Pencils: Damion Scott
Inks: Robert Campanella
Colors: Jason Wright
Letters: John Constanza
Batman is also upset at Cass. Yeah, yeah, when is he not? In this case, it's because Cass has let him down. She's lost her edge as a fighter and she's no longer the sharpest knife in his kitchen drawer. For now Cass (still bandaged from the multiple gunshot wounds she suffered in the last issue but otherwise showing no ill effects!) has been sidelined, forbidden by Batman from putting on her beloved costume and swinging through the night on her bat-rope or whatever it is heroes without drivers licenses do in Gotham City. The book gets off to a slam-bang start with Batman literally punching Cass right in the face.
"This sucks," she thinks. Which isn't very eloquent but is a major improvement over the previous issue's Frank Miller-style Cass narration. She demands Batman try to hit her again. And he does. "This really sucks," she concludes after he gives her some kind of magical computer disk full of fighting lessons. Even Oracle's joke about the disk being "Batman's Greatest Hits" doesn't cheer Cass up. Yeah, that's just what you need when your mentor beats you up then tells you to study stuff you should already know-- dumb jokes.
Luckily for Cass Batman leaves town. That frees Cass to don basic black, paint her face (Scott and Campanella make it look like scales) and start roaming around beating up low-level bad guys using surprise as a substitute for defense. Oracle figures it out in about two seconds and tells her to stop before she gets into some serious trouble.

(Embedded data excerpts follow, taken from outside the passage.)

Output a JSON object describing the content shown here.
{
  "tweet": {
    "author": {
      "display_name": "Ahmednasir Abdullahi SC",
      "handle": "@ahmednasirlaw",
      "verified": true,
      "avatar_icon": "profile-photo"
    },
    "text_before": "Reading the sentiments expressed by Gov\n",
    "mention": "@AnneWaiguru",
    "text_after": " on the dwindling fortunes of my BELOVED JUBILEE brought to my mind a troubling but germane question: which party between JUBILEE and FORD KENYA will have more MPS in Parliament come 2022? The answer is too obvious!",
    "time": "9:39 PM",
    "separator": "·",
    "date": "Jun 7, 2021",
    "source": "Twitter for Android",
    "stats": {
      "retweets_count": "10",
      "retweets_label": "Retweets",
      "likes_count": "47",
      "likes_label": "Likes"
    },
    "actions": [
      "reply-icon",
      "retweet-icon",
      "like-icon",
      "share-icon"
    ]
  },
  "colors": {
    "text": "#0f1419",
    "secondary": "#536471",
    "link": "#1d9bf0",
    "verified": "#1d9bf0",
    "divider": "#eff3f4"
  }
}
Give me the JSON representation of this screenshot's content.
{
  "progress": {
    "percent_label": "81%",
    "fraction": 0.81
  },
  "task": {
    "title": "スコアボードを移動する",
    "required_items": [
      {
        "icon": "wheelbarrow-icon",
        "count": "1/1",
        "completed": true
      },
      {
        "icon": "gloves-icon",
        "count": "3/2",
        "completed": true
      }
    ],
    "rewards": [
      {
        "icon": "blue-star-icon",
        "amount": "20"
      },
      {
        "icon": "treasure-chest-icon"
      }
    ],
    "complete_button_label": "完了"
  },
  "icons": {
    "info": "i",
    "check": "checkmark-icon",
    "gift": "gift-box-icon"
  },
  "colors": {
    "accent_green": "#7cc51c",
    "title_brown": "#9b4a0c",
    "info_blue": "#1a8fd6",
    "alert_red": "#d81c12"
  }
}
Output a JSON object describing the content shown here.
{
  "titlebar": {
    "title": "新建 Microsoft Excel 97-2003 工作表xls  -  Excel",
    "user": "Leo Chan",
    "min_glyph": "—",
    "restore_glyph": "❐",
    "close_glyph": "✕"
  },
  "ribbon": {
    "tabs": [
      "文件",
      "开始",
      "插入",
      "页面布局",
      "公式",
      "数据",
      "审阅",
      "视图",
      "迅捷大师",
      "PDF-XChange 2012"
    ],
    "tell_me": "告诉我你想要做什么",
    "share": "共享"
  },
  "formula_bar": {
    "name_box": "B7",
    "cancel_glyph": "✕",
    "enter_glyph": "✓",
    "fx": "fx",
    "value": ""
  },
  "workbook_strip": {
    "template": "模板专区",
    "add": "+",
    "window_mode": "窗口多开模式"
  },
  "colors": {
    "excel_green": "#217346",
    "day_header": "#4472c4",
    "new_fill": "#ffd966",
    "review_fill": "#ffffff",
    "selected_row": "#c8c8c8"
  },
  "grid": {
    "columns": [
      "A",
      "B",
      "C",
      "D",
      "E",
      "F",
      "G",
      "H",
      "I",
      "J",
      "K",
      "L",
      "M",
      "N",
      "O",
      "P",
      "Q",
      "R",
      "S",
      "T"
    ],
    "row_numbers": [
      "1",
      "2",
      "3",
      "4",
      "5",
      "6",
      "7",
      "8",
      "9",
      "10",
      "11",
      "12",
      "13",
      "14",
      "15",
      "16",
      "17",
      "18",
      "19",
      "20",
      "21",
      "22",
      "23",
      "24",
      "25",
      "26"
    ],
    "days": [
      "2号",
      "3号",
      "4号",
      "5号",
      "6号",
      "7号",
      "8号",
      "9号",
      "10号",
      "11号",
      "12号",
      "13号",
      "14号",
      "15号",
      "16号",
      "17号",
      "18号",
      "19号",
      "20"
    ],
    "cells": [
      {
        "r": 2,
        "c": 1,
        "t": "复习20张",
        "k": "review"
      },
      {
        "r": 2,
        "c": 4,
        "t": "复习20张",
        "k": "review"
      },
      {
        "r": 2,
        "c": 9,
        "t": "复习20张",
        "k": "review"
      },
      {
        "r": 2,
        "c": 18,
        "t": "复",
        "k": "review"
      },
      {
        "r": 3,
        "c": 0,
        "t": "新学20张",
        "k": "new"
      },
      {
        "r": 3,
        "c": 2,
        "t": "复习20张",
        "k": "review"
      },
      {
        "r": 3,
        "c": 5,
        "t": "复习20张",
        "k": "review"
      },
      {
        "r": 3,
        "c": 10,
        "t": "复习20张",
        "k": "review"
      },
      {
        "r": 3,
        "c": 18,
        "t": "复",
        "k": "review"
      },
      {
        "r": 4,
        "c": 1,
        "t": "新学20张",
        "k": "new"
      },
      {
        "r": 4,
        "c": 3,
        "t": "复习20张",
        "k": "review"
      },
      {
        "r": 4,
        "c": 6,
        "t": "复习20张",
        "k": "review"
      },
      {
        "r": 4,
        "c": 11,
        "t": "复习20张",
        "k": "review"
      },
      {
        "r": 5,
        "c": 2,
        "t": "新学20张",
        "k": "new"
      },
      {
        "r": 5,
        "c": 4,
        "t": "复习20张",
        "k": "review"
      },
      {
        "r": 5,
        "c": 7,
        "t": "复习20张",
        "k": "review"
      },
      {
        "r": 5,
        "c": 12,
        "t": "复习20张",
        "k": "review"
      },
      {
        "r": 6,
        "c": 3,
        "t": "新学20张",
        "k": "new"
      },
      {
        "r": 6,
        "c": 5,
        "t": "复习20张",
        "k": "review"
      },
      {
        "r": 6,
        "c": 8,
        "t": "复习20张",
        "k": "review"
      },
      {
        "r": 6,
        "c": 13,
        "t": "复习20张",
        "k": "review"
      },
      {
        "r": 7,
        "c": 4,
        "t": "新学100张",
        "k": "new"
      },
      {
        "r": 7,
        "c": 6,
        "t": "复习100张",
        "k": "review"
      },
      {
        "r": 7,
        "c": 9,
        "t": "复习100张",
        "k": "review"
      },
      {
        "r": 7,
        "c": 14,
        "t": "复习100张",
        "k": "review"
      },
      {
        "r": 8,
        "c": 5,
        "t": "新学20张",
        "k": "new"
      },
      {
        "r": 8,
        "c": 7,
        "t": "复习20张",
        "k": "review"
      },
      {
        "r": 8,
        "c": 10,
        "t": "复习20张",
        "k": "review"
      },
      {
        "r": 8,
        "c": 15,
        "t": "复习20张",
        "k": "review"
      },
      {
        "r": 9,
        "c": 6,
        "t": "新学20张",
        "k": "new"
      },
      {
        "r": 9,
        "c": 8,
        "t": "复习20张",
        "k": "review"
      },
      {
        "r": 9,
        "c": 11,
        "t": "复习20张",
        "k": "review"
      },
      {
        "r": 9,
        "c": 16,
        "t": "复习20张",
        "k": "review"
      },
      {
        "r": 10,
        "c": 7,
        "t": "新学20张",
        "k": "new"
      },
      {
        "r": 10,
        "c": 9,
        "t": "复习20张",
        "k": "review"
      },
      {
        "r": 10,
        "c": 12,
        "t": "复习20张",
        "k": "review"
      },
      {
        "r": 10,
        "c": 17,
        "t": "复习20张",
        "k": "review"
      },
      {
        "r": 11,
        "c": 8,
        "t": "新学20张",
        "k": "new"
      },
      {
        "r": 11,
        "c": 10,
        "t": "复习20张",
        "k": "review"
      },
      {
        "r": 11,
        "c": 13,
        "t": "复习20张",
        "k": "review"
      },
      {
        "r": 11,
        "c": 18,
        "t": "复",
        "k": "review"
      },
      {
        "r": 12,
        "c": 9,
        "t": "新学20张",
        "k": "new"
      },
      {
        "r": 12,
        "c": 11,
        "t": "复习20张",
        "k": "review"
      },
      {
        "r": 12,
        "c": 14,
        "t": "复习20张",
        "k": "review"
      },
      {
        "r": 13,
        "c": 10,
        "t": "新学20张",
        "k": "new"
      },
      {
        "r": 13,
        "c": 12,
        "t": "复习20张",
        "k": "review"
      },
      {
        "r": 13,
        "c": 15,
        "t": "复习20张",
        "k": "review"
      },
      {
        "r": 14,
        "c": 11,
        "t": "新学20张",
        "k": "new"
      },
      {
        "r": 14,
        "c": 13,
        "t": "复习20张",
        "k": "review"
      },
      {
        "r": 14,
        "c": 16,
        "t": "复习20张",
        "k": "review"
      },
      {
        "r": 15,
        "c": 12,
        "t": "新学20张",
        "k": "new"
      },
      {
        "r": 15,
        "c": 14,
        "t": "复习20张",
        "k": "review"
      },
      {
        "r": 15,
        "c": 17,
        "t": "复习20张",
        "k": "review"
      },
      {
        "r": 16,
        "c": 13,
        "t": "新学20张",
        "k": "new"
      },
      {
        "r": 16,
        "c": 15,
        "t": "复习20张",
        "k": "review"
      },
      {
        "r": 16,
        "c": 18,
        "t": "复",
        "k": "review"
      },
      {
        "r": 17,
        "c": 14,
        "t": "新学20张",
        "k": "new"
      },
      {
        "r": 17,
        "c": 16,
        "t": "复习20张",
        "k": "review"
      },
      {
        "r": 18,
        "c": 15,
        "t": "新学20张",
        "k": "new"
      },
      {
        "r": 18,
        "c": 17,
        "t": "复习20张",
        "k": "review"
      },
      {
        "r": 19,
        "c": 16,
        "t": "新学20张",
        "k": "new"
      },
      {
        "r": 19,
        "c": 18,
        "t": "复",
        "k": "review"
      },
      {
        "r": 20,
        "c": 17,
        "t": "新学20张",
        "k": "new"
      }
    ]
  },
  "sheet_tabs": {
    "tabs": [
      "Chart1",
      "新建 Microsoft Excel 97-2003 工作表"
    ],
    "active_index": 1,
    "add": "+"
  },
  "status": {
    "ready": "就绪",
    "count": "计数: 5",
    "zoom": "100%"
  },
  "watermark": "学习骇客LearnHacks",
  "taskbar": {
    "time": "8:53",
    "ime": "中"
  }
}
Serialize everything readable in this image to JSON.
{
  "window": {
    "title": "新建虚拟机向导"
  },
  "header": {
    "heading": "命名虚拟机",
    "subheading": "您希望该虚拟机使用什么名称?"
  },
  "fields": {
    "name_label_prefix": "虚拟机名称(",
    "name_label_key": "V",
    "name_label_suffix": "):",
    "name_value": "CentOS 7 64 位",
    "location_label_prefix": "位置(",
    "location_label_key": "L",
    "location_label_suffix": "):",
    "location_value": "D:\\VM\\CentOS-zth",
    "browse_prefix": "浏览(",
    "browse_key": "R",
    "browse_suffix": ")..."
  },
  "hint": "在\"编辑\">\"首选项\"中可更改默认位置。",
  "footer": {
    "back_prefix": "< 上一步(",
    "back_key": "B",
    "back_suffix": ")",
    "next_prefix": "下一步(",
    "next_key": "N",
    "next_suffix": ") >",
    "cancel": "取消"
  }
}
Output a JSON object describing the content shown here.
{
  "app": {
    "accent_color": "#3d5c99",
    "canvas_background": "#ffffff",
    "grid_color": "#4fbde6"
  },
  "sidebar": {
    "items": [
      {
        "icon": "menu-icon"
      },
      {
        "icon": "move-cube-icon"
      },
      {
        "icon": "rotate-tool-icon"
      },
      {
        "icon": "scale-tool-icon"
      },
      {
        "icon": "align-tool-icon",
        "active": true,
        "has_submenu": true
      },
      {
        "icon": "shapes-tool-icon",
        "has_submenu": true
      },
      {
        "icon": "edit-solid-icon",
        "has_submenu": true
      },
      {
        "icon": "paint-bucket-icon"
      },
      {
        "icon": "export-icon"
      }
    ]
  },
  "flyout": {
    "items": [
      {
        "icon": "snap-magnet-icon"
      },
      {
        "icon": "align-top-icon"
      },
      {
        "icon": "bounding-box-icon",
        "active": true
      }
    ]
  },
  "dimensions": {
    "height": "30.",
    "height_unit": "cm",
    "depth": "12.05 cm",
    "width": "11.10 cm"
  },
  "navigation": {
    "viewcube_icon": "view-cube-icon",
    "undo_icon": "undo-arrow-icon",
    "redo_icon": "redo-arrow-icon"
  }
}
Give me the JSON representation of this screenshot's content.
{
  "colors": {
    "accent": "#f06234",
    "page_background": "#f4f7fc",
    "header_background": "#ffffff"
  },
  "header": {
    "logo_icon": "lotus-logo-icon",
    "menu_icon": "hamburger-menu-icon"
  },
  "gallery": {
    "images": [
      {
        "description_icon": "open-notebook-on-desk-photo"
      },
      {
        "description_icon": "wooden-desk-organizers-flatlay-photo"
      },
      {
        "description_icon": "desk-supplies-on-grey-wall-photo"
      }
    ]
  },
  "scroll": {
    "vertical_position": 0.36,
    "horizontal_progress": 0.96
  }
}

Then Lady Shiva shows up and Cass is immediately smitten.
Batgirl can be a funny book at times and there's a lot of comedic potential in Cass. There's her taciturnity, her lack of basic social skills (although she seems to have a thing for lipstick here), her occasional impulsiveness. The point isn't to make her a clown, but to allow for some lighter moments growing organically out of her all-business attitude and naivete. It balances out the hyper-kinetic violence and also plays to a couple of Damion Scott's artistic strengths: coming up with goofy facial expressions and giving the characters vivid, easy-to-read body language. Peterson and Puckett work this angle when they have Cass interact with a server in an upscale restaurant (she waltzes right in and gets a table without a reservation!) while she consumes three whole bread baskets by herself under the pretense she's a regular customer. It's a lot funnier than Oracle's groaning attempt at comedy.
Cass is really there to spy on Lady Shiva and I love the attraction here between the two. The writers strongly tease their deeper relationship, but beyond that, the danger of Cass is we can't be sure at this point how far into the light she's come, or how long she'll stay there. She's still under a lot of pressure and Batman isn't much more supportive or non-abusive a father-figure than Cain. His methods of training-- even though Cass demands it-- mirrors her treatment by Cain.
Batgirl also works well when Cass is frightening. Even Batman is more than a little disturbed by her insistence on being punched by him. Oracle references her attraction to danger, too. You could see this tendency leading her to seek tutelage under some greater teacher, to Cass risking her body and soul so she can perfect her skills on a higher plane than the uptight, hypocritical Batman can provide, falling under the spell of someone so similar to herself. Then giving into the temptation to accept a darker destiny.